The Great Trumpkin masks his true feelings

Sometimes a face covering helps hide a presidential pout.

Photo illustration by Lesley Becker/Globe Staff; Globe file photo; Adobe

It was impossible to tell what sort of look had congealed on the countenance of the Great Trumpkin. As he sat there at the Resolute Desk in the Oval Office, a mask covered his face from nose to chin.

After the coronavirus had infected Republican anti-masker Representative Louie Gohmert of Texas, Melania had insisted her husband practice mask-wearing for an hour each day to improve his desultory rate of compliance. When the Great Trumpkin protested that Gohmert thought he had contracted COVID-19 by wearing a mask, Melania said that only proved stupidity was contagious too.

How sad to sit in masked ignominy at this desk, which had seen some of the defining moments of his presidency. Why, in early July, after Goya Foods CEO Robert Unanue said the nation was blessed to have his leadership, the Trumpkin had posed there with a can of white beans and other right-thinking Goya legumes.

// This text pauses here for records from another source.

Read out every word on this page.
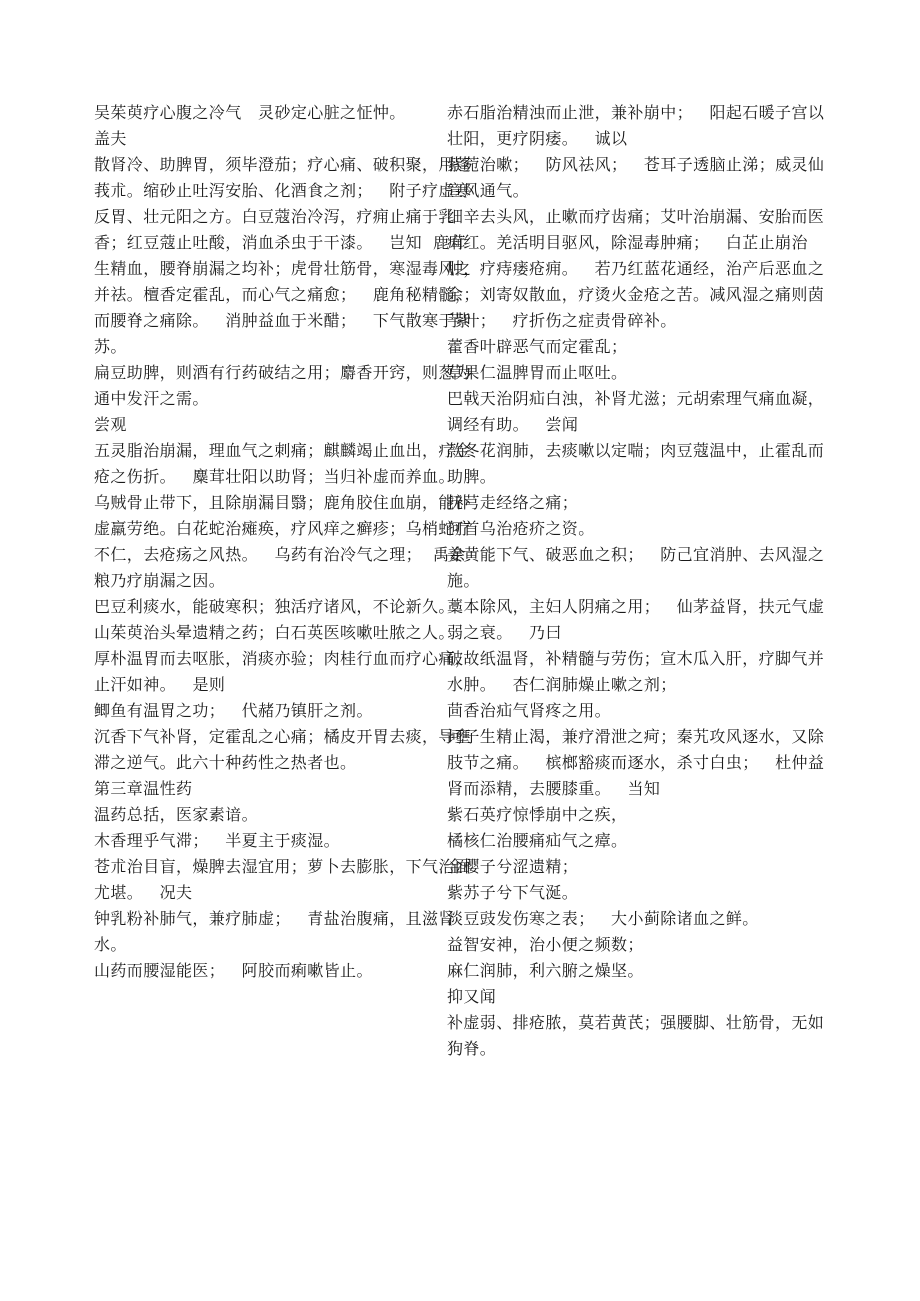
吴茱萸疗心腹之冷气   灵砂定心脏之怔忡。

盖夫

散肾冷、助脾胃，须毕澄茄；疗心痛、破积聚，用蓬莪朮。缩砂止吐泻安胎、化酒食之剂；   附子疗虚寒反胃、壮元阳之方。白豆蔻治冷泻，疗痈止痛于乳香；红豆蔻止吐酸，消血杀虫于干漆。   岂知  鹿茸生精血，腰脊崩漏之均补；虎骨壮筋骨，寒湿毒风之并祛。檀香定霍乱，而心气之痛愈；   鹿角秘精髓，而腰脊之痛除。   消肿益血于米醋；   下气散寒于紫苏。

扁豆助脾，则酒有行药破结之用；麝香开窍，则葱为通中发汗之需。

尝观

五灵脂治崩漏，理血气之刺痛；麒麟竭止血出，疗金疮之伤折。   麋茸壮阳以助肾；当归补虚而养血。

乌贼骨止带下，且除崩漏目翳；鹿角胶住血崩，能补虚羸劳绝。白花蛇治瘫痪，疗风痒之癣疹；乌梢蛇疗不仁，去疮疡之风热。   乌药有治冷气之理；  禹余粮乃疗崩漏之因。

巴豆利痰水，能破寒积；独活疗诸风，不论新久。

山茱萸治头晕遗精之药；白石英医咳嗽吐脓之人。

厚朴温胃而去呕胀，消痰亦验；肉桂行血而疗心痛，止汗如神。   是则

鲫鱼有温胃之功；   代赭乃镇肝之剂。

沉香下气补肾，定霍乱之心痛；橘皮开胃去痰，导壅滞之逆气。此六十种药性之热者也。

第三章温性药

温药总括，医家素谙。

木香理乎气滞；   半夏主于痰湿。

苍朮治目盲，燥脾去湿宜用；萝卜去膨胀，下气治面尤堪。   况夫

钟乳粉补肺气，兼疗肺虚；   青盐治腹痛，且滋肾水。

山药而腰湿能医；   阿胶而痢嗽皆止。

赤石脂治精浊而止泄，兼补崩中；   阳起石暖子宫以壮阳，更疗阴痿。   诚以

紫菀治嗽；   防风祛风；   苍耳子透脑止涕；威灵仙宣风通气。

细辛去头风，止嗽而疗齿痛；艾叶治崩漏、安胎而医痢红。羌活明目驱风，除湿毒肿痛；   白芷止崩治肿，疗痔瘘疮痈。   若乃红蓝花通经，治产后恶血之余；刘寄奴散血，疗烫火金疮之苦。减风湿之痛则茵芋叶；   疗折伤之症责骨碎补。

藿香叶辟恶气而定霍乱；

草果仁温脾胃而止呕吐。

巴戟天治阴疝白浊，补肾尤滋；元胡索理气痛血凝，调经有助。   尝闻

款冬花润肺，去痰嗽以定喘；肉豆蔻温中，止霍乱而助脾。

抚芎走经络之痛；

何首乌治疮疥之资。

姜黄能下气、破恶血之积；   防己宜消肿、去风湿之施。

藁本除风，主妇人阴痛之用；   仙茅益肾，扶元气虚弱之衰。   乃曰

破故纸温肾，补精髓与劳伤；宣木瓜入肝，疗脚气并水肿。   杏仁润肺燥止嗽之剂；

茴香治疝气肾疼之用。

诃子生精止渴，兼疗滑泄之疴；秦艽攻风逐水，又除肢节之痛。   槟榔豁痰而逐水，杀寸白虫；   杜仲益肾而添精，去腰膝重。   当知

紫石英疗惊悸崩中之疾，

橘核仁治腰痛疝气之瘴。

金樱子兮涩遗精；

紫苏子兮下气涎。

淡豆豉发伤寒之表；   大小蓟除诸血之鲜。

益智安神，治小便之频数；

麻仁润肺，利六腑之燥坚。

抑又闻

补虚弱、排疮脓，莫若黄芪；强腰脚、壮筋骨，无如狗脊。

These days, he had to turn on Hannity or Laura to hear that kind of praise. Other Foxies were no longer trustworthy. He’d consented to an interview with Chris Wallace, only to have the little sneak ambush him with non-Fox News tactics, like facts. And when the Great Trumpkin boasted about his cognitive test results, Wallace contested the notion that the test was challenging.


“They have a picture and it says ‘what’s that’ and it’s an elephant,” Wallace noted — as if that wasn’t difficult to do without first running through a set of Animal Kingdom flash cards.

So praise-famished was the Trumpkin that when Joe Biden said he was the first racist to get elected president, he’d initially considered it a compliment. He should treat it that way, argued top aide and soul mate Stephen Miller, who had wandered in to show him the latest in his series of “Just Imagine” dioramas, this one featuring Jefferson Davis bestowing a medal on Robert E. Lee in the Rose Garden.


“You’re not the first ever, but you’re certainly the first proud racist elected in the modern era,” said Miller, who kept close track of such things. “George Wallace couldn’t do it. Strom Thurmond couldn’t do it. But you did, sir. We should use Biden’s words in an ad!”

Sadly, as the Great Trumpkin had learned from experience, Miller’s political instincts weren’t always keen. His aide considered the Confederate flag a cherished historical emblem, but when the Trumpkin said NASCAR was wrong to ban the banner at races, it turned out most Americans saw it as a symbol of racism. And they, alas, didn’t see racism in the positive light Miller did.

How his mask itched! He’d finally put one on in public, the way everyone wanted, and now comedians were mocking him for being four months late. They weren’t the only ones laughing at his expense. When he’d eavesdropped on the White House interns, they were playing “Thirty-two Percent,” a game named for those who supported his approach on the coronavirus.

Thirty-two percent of Americans think George Custer provided effective leadership at Little Big Horn.”

“Thirty-two percent were favorably impressed by the Hindenburg’s landing at Lakehurst. "

“Thirty-two percent say the Soviet Union was smart to save on construction costs by omitting a containment vessel over their Chernobyl reactor.”


He disliked the mask almost as much as he hated Dr. Anthony Fauci, who had the nerve to keep speaking the scientific truth, thereby revealing the Trumpkin as a pied piper leading the purblind down the primrose path of prevaricatory pandemic predictions.

But because most Americans loved Fauci, he’d left to his alter ego, the Great Twitter Trumpkin, the task of disseminating the divergent ideas he himself endorsed. And now the press were hounding him because he had retweeted some pro-hydroxychloroquine cure comments from a wackadoodle doctor who thought certain maladies were caused by sex with demons. Which, metaphorically speaking, was kind of what had happened to Stormy Daniels. . .

Mask practice seemed like an eternity. He texted Melania.

“Come give your favorite president a hug.” When five minutes passed without a reply, he tried again: “Please, please visit. Nobody else likes me.”


“Maybe later, if you stop pouting. Right now, I’m watching Dr. Fauci on TV.”